EFSA and EMA confirm that it is not possible to set safe levels for phenylbutazone in food products of animal origin and therefore its use in the food chain should remain prohibited.
As part of this remit, EFSA and EMA delivered a series of recommendations to further reduce the risk of this substance entering the food chain, focusing on measures to strengthen traceability. The agencies reiterate the need to improve the monitoring and reporting of data on the presence of residues of veterinary medicines in live animals and food products of animal origin across the European Union (EU).
EFSA and EMA identified the health hazards associated with phenylbutazone and assessed whether consumer exposure to this substance through its illegal presence in horsemeat could be of concern. They found that while the genotoxicity of phenylbutazone (that is, its potential to damage human DNA) could not be excluded, this was considered unlikely.
The report also concluded that the risk of carcinogenicity is of very low concern given the estimated infrequency of consuming horsemeat containing residues of phenylbutazone (consumed as such or in beef products adulterated with horsemeat) and the estimated low levels of the drug to which consumers could be exposed through the diet. In estimating possible levels of phenylbutazone in foods, scientists used the highest concentration of the drug reported in the testing programme carried out by Member States.

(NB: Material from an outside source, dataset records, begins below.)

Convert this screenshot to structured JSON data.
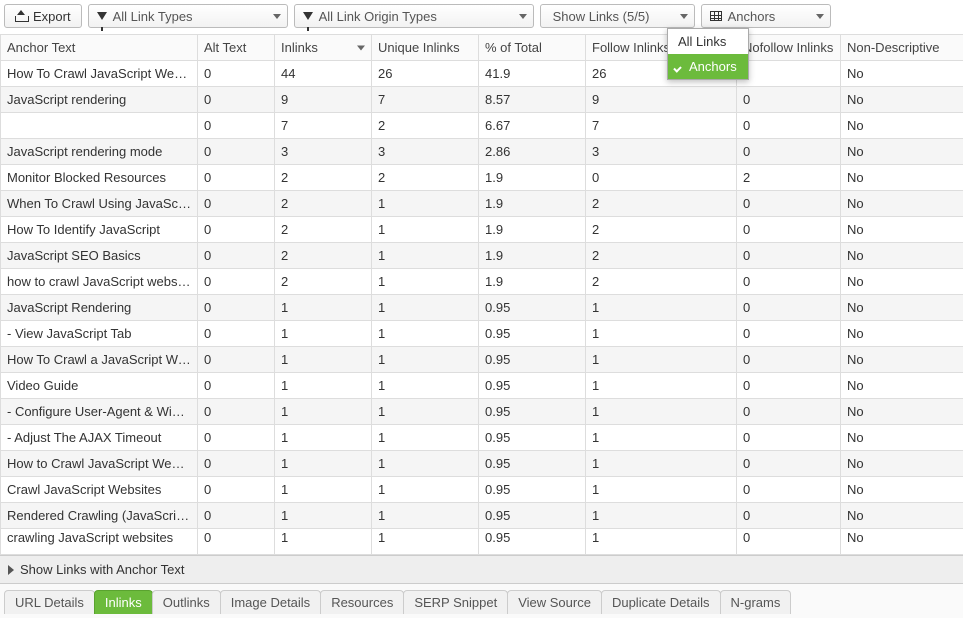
{
  "toolbar": {
    "export_label": "Export",
    "filter_link_types": "All Link Types",
    "filter_origin_types": "All Link Origin Types",
    "show_links": "Show Links (5/5)",
    "anchors": "Anchors"
  },
  "dropdown": {
    "all_links": "All Links",
    "anchors": "Anchors"
  },
  "columns": [
    "Anchor Text",
    "Alt Text",
    "Inlinks",
    "Unique Inlinks",
    "% of Total",
    "Follow Inlinks",
    "Nofollow Inlinks",
    "Non-Descriptive"
  ],
  "rows": [
    {
      "anchor": "How To Crawl JavaScript Websites",
      "alt": "0",
      "inlinks": "44",
      "unique": "26",
      "pct": "41.9",
      "follow": "26",
      "nofollow": "",
      "nd": "No"
    },
    {
      "anchor": "JavaScript rendering",
      "alt": "0",
      "inlinks": "9",
      "unique": "7",
      "pct": "8.57",
      "follow": "9",
      "nofollow": "0",
      "nd": "No"
    },
    {
      "anchor": "",
      "alt": "0",
      "inlinks": "7",
      "unique": "2",
      "pct": "6.67",
      "follow": "7",
      "nofollow": "0",
      "nd": "No"
    },
    {
      "anchor": "JavaScript rendering mode",
      "alt": "0",
      "inlinks": "3",
      "unique": "3",
      "pct": "2.86",
      "follow": "3",
      "nofollow": "0",
      "nd": "No"
    },
    {
      "anchor": "Monitor Blocked Resources",
      "alt": "0",
      "inlinks": "2",
      "unique": "2",
      "pct": "1.9",
      "follow": "0",
      "nofollow": "2",
      "nd": "No"
    },
    {
      "anchor": "When To Crawl Using JavaScript",
      "alt": "0",
      "inlinks": "2",
      "unique": "1",
      "pct": "1.9",
      "follow": "2",
      "nofollow": "0",
      "nd": "No"
    },
    {
      "anchor": "How To Identify JavaScript",
      "alt": "0",
      "inlinks": "2",
      "unique": "1",
      "pct": "1.9",
      "follow": "2",
      "nofollow": "0",
      "nd": "No"
    },
    {
      "anchor": "JavaScript SEO Basics",
      "alt": "0",
      "inlinks": "2",
      "unique": "1",
      "pct": "1.9",
      "follow": "2",
      "nofollow": "0",
      "nd": "No"
    },
    {
      "anchor": "how to crawl JavaScript websites",
      "alt": "0",
      "inlinks": "2",
      "unique": "1",
      "pct": "1.9",
      "follow": "2",
      "nofollow": "0",
      "nd": "No"
    },
    {
      "anchor": "JavaScript Rendering",
      "alt": "0",
      "inlinks": "1",
      "unique": "1",
      "pct": "0.95",
      "follow": "1",
      "nofollow": "0",
      "nd": "No"
    },
    {
      "anchor": "- View JavaScript Tab",
      "alt": "0",
      "inlinks": "1",
      "unique": "1",
      "pct": "0.95",
      "follow": "1",
      "nofollow": "0",
      "nd": "No"
    },
    {
      "anchor": "How To Crawl a JavaScript Websi...",
      "alt": "0",
      "inlinks": "1",
      "unique": "1",
      "pct": "0.95",
      "follow": "1",
      "nofollow": "0",
      "nd": "No"
    },
    {
      "anchor": "Video Guide",
      "alt": "0",
      "inlinks": "1",
      "unique": "1",
      "pct": "0.95",
      "follow": "1",
      "nofollow": "0",
      "nd": "No"
    },
    {
      "anchor": "- Configure User-Agent & Window ...",
      "alt": "0",
      "inlinks": "1",
      "unique": "1",
      "pct": "0.95",
      "follow": "1",
      "nofollow": "0",
      "nd": "No"
    },
    {
      "anchor": "- Adjust The AJAX Timeout",
      "alt": "0",
      "inlinks": "1",
      "unique": "1",
      "pct": "0.95",
      "follow": "1",
      "nofollow": "0",
      "nd": "No"
    },
    {
      "anchor": "How to Crawl JavaScript Websites",
      "alt": "0",
      "inlinks": "1",
      "unique": "1",
      "pct": "0.95",
      "follow": "1",
      "nofollow": "0",
      "nd": "No"
    },
    {
      "anchor": "Crawl JavaScript Websites",
      "alt": "0",
      "inlinks": "1",
      "unique": "1",
      "pct": "0.95",
      "follow": "1",
      "nofollow": "0",
      "nd": "No"
    },
    {
      "anchor": "Rendered Crawling (JavaScript)",
      "alt": "0",
      "inlinks": "1",
      "unique": "1",
      "pct": "0.95",
      "follow": "1",
      "nofollow": "0",
      "nd": "No"
    },
    {
      "anchor": "crawling JavaScript websites",
      "alt": "0",
      "inlinks": "1",
      "unique": "1",
      "pct": "0.95",
      "follow": "1",
      "nofollow": "0",
      "nd": "No"
    }
  ],
  "footer_toggle": "Show Links with Anchor Text",
  "tabs": [
    "URL Details",
    "Inlinks",
    "Outlinks",
    "Image Details",
    "Resources",
    "SERP Snippet",
    "View Source",
    "Duplicate Details",
    "N-grams"
  ],
  "active_tab_index": 1
}
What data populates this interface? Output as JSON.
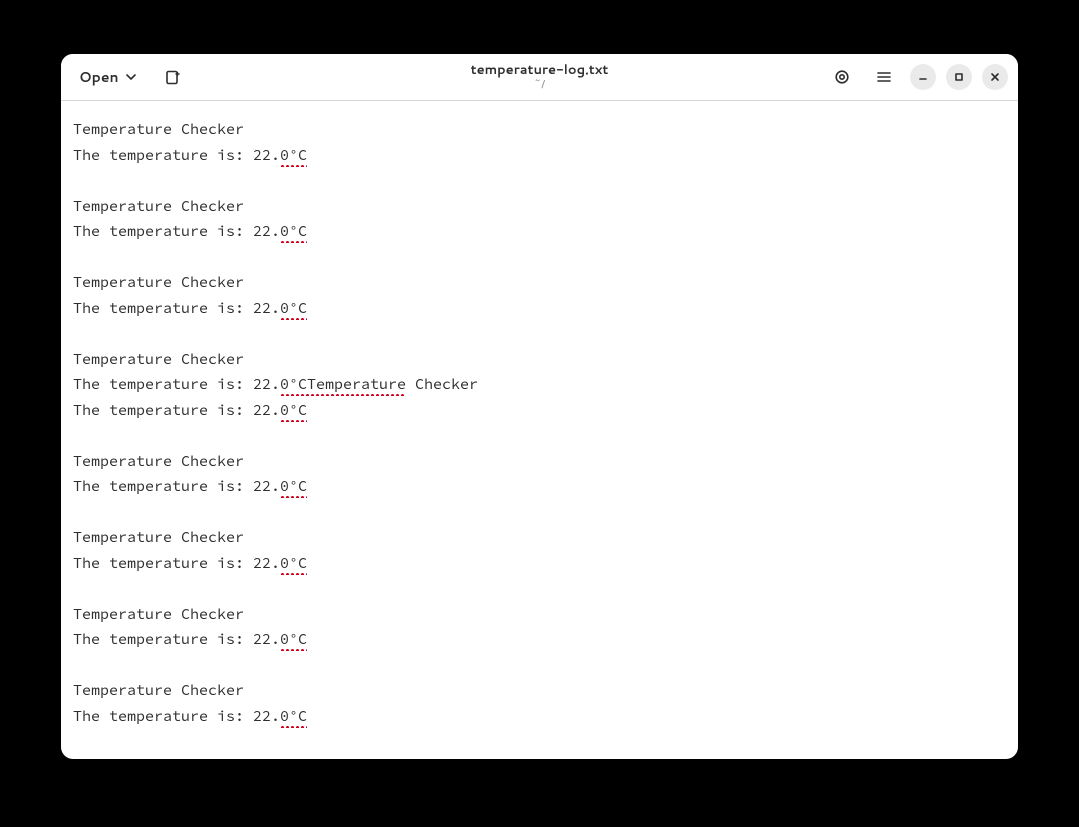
{
  "header": {
    "open_label": "Open",
    "title": "temperature-log.txt",
    "subtitle": "~/"
  },
  "lines": [
    {
      "kind": "plain",
      "text": "Temperature Checker"
    },
    {
      "kind": "temp",
      "prefix": "The temperature is: 22.",
      "spell": "0°C",
      "tail": ""
    },
    {
      "kind": "blank"
    },
    {
      "kind": "plain",
      "text": "Temperature Checker"
    },
    {
      "kind": "temp",
      "prefix": "The temperature is: 22.",
      "spell": "0°C",
      "tail": ""
    },
    {
      "kind": "blank"
    },
    {
      "kind": "plain",
      "text": "Temperature Checker"
    },
    {
      "kind": "temp",
      "prefix": "The temperature is: 22.",
      "spell": "0°C",
      "tail": ""
    },
    {
      "kind": "blank"
    },
    {
      "kind": "plain",
      "text": "Temperature Checker"
    },
    {
      "kind": "temp",
      "prefix": "The temperature is: 22.",
      "spell": "0°CTemperature",
      "tail": " Checker"
    },
    {
      "kind": "temp",
      "prefix": "The temperature is: 22.",
      "spell": "0°C",
      "tail": ""
    },
    {
      "kind": "blank"
    },
    {
      "kind": "plain",
      "text": "Temperature Checker"
    },
    {
      "kind": "temp",
      "prefix": "The temperature is: 22.",
      "spell": "0°C",
      "tail": ""
    },
    {
      "kind": "blank"
    },
    {
      "kind": "plain",
      "text": "Temperature Checker"
    },
    {
      "kind": "temp",
      "prefix": "The temperature is: 22.",
      "spell": "0°C",
      "tail": ""
    },
    {
      "kind": "blank"
    },
    {
      "kind": "plain",
      "text": "Temperature Checker"
    },
    {
      "kind": "temp",
      "prefix": "The temperature is: 22.",
      "spell": "0°C",
      "tail": ""
    },
    {
      "kind": "blank"
    },
    {
      "kind": "plain",
      "text": "Temperature Checker"
    },
    {
      "kind": "temp",
      "prefix": "The temperature is: 22.",
      "spell": "0°C",
      "tail": ""
    }
  ]
}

EFSA and EMA provided advice to further reduce the risk to consumers from the illegal presence of phenylbutazone in horsemeat. Proposed EU-wide measures include introduction of a reliable identification system for horses and other so-called solipeds, harmonising checks of phenylbutazone and improving the reporting of monitoring data for its possible presence in foods. This final suggestion echoes a recommendation made by EFSA in its latest report on Veterinary Medicines Residues.